Gabe felt his thumb touch the object and he clamped hard onto it. With the strength developed from his livelihood, he stabilized it—it responded to his lift. He brought it up slowly. His grip was forceful but tenuous. Better not bang the thing against a stud. His hand appeared in the opening and then … a book.

He transferred the book to his left hand and shook his right arm to regain circulation. He blew the dust of twenty-five years from the book’s cover and a surge of excitement blocked the pain in his right armpit. “Holy Bible” appeared in gold print.

He placed the Bible on the edge of the sink and picked up the cabinet, barely pushing it into the hole in the wall. His hands returned to the Bible.

“It’s good to see you again, Gabe. What are you doing in here?”

In his startle, Gabe bumped the sink hard and the medicine cabinet released from the wall and crashed into the sink basin, shattering the remainder of the glass. The cabinet knocked the Bible from the sink onto the floor, its pages splayed against the floorboards. The crash produced a second startle and Gabe lost his balance and fell backwards, bumping his back on the side of the bathtub. Pain shot upward to his neck like he’d just been electrocuted. He swung around on all fours and groped for the book. He hoped Thibideaux didn’t see it.

Out of the corner of his eye, Gabe saw Thibideaux raise his right arm, and the medicine cabinet slid off the sink and crashed down on the back of Gabe’s neck and head. Pain fought darkness and he struggled to resist the spreading unconsciousness. On the verge of blacking out, he maintained his fix on the Bible and willed himself to stay alert. He scrambled to gain custody of the book as warm streams of blood dripped from the sides of his neck.

Everything turned to slow motion. Even though he was stunned and groggy, one thought broke through the haze. Get the Bible. He grabbed the bound object and slid it into the waistband of his pants. At least he thought that was what he had done, until he bumped the book, which was still on the floor. Had his retreating consciousness played a cruel trick on him? Was he having trouble telling what was real and what was imagined?

The touch of the Bible answered, and he grabbed it, clutching it to his chest with his right hand. He balanced in a three-point stance on the floor.

“What do you have there?” Thibideaux said.

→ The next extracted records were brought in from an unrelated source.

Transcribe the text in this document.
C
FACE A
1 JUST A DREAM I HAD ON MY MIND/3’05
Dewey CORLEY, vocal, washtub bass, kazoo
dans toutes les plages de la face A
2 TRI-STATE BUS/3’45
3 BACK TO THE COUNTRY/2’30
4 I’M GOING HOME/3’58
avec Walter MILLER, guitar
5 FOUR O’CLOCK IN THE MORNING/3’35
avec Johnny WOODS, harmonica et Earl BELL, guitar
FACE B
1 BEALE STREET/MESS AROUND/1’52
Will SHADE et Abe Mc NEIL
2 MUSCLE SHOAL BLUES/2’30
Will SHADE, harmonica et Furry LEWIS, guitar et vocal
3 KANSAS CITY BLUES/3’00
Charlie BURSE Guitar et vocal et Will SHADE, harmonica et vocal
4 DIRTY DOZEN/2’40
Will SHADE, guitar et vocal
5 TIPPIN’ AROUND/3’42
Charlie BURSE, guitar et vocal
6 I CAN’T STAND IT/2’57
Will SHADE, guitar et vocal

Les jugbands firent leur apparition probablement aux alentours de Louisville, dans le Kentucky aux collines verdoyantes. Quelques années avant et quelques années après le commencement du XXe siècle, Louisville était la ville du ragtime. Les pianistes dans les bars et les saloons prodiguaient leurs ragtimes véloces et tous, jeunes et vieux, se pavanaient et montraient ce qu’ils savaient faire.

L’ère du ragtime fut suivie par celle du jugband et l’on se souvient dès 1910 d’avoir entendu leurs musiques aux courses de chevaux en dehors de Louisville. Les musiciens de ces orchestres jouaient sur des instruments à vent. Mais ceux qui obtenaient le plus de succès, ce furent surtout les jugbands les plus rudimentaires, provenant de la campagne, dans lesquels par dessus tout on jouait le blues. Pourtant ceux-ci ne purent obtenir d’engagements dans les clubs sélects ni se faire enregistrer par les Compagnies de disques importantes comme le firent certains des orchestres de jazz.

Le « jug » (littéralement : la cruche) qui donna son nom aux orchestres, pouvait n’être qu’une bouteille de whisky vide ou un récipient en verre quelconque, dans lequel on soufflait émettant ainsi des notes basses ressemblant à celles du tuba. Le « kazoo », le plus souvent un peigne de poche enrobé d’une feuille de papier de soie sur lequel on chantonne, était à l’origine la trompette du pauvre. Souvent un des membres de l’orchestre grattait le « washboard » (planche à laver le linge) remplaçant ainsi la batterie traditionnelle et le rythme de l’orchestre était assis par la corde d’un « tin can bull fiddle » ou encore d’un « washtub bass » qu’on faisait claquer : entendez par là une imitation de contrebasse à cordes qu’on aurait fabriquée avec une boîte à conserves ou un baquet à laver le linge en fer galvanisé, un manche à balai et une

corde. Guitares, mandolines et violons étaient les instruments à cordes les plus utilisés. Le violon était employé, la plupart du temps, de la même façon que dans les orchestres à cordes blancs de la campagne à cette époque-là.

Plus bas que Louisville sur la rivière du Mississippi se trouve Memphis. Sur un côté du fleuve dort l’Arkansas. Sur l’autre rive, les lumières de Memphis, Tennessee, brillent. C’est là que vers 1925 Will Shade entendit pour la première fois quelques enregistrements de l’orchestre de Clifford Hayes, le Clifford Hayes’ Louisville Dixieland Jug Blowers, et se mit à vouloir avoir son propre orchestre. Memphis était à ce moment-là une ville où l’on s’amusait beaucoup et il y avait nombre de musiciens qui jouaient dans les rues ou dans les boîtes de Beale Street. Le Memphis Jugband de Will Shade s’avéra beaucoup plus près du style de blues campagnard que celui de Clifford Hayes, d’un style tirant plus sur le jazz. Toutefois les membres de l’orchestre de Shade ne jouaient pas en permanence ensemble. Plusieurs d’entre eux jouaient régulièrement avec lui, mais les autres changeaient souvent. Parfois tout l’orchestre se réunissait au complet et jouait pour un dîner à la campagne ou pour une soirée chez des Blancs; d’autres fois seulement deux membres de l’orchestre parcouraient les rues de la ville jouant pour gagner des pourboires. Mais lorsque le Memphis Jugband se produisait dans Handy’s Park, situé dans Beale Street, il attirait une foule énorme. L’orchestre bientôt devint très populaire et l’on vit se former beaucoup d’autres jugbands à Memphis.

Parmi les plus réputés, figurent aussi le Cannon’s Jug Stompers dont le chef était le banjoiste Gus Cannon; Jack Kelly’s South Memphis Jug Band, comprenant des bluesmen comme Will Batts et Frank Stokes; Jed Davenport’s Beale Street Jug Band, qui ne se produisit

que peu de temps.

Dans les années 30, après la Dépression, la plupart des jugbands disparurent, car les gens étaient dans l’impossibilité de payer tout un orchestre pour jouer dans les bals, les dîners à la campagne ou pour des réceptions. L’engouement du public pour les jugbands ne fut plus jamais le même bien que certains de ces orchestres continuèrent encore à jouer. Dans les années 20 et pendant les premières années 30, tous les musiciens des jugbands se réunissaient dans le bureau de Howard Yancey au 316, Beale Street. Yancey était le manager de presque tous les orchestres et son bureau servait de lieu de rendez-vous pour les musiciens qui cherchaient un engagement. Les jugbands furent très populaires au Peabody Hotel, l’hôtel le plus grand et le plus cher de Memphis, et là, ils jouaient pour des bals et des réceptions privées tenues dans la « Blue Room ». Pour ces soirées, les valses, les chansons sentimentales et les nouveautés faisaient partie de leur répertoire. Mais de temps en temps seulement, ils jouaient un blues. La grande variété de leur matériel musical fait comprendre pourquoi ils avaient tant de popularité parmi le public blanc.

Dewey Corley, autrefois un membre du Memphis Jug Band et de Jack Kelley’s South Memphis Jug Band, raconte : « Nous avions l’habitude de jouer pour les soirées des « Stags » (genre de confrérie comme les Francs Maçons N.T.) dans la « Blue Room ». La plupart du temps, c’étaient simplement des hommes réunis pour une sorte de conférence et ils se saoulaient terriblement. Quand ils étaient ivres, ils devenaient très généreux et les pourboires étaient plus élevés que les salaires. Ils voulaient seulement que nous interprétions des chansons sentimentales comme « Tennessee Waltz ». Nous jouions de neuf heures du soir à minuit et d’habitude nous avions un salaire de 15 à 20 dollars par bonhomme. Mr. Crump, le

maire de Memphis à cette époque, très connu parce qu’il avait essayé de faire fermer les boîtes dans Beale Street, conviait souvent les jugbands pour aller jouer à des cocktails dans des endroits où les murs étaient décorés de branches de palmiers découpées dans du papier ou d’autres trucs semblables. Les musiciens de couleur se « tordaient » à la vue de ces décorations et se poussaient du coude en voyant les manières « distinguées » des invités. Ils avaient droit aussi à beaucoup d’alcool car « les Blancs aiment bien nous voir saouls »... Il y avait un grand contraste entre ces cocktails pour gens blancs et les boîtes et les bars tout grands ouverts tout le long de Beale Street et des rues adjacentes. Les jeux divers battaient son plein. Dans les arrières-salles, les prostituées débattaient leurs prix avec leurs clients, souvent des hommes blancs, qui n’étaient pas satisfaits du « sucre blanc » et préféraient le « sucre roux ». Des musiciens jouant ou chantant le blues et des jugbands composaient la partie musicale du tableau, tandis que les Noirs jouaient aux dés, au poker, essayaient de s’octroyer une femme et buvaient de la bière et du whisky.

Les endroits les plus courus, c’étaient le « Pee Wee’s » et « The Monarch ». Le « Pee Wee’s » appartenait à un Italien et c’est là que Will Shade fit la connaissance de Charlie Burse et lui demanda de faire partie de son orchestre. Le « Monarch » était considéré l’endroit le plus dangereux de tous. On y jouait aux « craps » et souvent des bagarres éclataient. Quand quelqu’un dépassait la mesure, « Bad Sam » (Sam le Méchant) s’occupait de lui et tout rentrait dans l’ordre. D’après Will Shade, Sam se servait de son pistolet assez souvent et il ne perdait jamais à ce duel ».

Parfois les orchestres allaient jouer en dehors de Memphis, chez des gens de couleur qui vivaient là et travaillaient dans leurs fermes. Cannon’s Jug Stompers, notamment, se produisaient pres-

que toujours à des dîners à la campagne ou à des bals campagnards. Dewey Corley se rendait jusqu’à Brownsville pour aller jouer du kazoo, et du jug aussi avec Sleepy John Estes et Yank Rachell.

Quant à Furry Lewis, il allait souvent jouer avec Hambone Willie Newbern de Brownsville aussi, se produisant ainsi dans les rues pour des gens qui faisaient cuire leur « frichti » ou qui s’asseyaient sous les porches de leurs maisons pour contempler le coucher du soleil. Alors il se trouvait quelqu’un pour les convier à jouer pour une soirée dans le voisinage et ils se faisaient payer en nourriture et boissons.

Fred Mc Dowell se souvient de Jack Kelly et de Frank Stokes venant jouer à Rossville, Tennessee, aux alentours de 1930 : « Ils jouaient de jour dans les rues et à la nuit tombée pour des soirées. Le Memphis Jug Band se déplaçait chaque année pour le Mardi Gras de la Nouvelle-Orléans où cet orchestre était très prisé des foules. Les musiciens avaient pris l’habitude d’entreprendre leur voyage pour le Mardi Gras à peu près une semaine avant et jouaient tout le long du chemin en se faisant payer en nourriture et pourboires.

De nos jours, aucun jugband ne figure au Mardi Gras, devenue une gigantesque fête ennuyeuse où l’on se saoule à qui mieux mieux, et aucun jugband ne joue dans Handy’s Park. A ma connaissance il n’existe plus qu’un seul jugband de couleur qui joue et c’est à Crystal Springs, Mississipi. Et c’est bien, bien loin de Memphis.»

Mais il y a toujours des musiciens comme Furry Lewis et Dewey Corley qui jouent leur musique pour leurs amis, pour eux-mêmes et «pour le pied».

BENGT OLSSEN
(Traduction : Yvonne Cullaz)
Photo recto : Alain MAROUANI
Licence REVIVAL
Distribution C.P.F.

Gabe didn’t answer. He turned his head and looked up at Thibideaux, pulling the Bible tighter to his chest. Thibideaux looked large from this angle, and the swirling images in the periphery of Gabe’s visual field created a hallucinatory aura around him. Real or artificial?

Thibideaux extended both of his hands toward Gabe, then pulled the left one back toward his body.

Gabe felt a strong tug on the book and tried to resist. The pull was too powerful and yanked the Bible from his grip. He watched it fly into Thibideaux’s extended right hand.

Thibideaux rotated the book around, looking at both sides of the outer cover.

Out of the corner of his eyes, Gabe watched Thibideaux open the book near the center, and saw what looked like burned pages. The pages Thibideaux flipped appeared to be burned nearly to the spine, with a progressive burn on the pages closer to the two covers. The book appeared to be partially hollowed out by fire. Real?